Here's a better alternative: Instead of competing with each other or complaining to each other, a man and a wife can complete each other. When each takes his or her role and not the other person's, both parties will grow and enjoy their life more.

What we are talking about here is a woman who has chosen to be submissive but who "strives to be capable, intelligent, industrious, organized, efficient, warm, tender, gracious."

Being a helpmate to your husband is not an indictment of inferiority or status, but merely a functional difference. We must not look at the act of being in submission to suggest that God considers us as women to be of lower stature. Christ Himself was in submission to God, and yet they are equal. He did not grasp at His rights, but allowed Himself to submit to the Father in order to accomplish God's will. If it isn't shameful for Christ to be submissive, why would it be for us?

Mrs. Dillow quotes a speech she heard from Henry Brandt which makes the function of each role easy to understand:

"The husband and wife are similar to the President and Executive Vice President of a bank. Both carry heavy responsibility, help make policies, and live in accord with and are limited by the policies. On occasion, when a meeting of the minds is impossible, the President must make the final decision. The husband is the head of the wife, but the relationship should involve loyalty, good will, confidence and deep understanding."

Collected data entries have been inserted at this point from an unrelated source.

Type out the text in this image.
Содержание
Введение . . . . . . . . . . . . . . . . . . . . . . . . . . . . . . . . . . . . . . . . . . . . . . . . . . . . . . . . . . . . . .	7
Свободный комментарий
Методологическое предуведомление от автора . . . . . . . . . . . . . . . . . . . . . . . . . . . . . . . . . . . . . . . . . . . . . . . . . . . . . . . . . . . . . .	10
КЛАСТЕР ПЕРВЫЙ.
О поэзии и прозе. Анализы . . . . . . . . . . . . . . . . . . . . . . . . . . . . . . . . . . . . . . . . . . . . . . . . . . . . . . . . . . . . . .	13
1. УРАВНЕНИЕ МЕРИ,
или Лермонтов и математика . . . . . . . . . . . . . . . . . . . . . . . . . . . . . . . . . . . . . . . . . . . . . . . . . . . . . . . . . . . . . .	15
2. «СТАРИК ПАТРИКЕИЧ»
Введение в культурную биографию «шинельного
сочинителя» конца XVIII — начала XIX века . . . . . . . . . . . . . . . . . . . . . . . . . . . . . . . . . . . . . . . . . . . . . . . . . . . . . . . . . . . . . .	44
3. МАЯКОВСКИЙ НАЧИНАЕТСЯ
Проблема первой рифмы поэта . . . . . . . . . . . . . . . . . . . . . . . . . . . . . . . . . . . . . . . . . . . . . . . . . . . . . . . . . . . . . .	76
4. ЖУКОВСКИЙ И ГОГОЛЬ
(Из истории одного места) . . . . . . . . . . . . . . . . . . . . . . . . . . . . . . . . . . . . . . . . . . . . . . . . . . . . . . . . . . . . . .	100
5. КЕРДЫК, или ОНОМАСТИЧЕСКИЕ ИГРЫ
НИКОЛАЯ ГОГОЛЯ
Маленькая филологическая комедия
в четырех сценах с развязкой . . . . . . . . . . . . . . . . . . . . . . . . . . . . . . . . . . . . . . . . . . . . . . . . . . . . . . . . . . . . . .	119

Now, let's be clear - "God never says that your husband has earned the right to be head or that he deserves it. He says that He, God, decided that this was the best plan and therefore asks you to honor the plan. God had many plans available to Him, and He chose this one."

Maybe you are smarter. Maybe you handle the money better. Perhaps he's made some mistakes. You may know your children better. That may all be very true, but God's plan for submission doesn't mean that your husband is somehow superior to you - just that God put in place a chain of command and, for His purposes the husband is at the top of the family flow chart.

Does this mean you sit back, keep quiet and never say a word? Not at all! Offer your opinions respectfully and then let it go. Let your husband make the decision and then live with the consequences. Yes, perhaps he'll make a few mistakes. Yes, it may be uncomfortable for you.

But God may be teaching your husband (and you!) something through any mistakes that are made. If you believe that God is ultimately sovereign, then you have nothing to fear. God will use the good and the bad to make you more like Him.

Submission is a beautiful concept, but one that has come to be considered almost a dirty word. It is still God's plan for the Christian wife, however. If this is something that you struggle with, ask God for His help and be willing to try.

Karen had some very interesting thoughts on this chapter as well, so be sure to go on over there to see what she had to say.


Mom To Six said...

I love this post! I try to remind myself daily the role that God wants me to play in both my marriage and as a mother. Sometimes, I admit, it's difficult, but knowing that in the end God will be glorified is all the reason I need to try and continue on this path.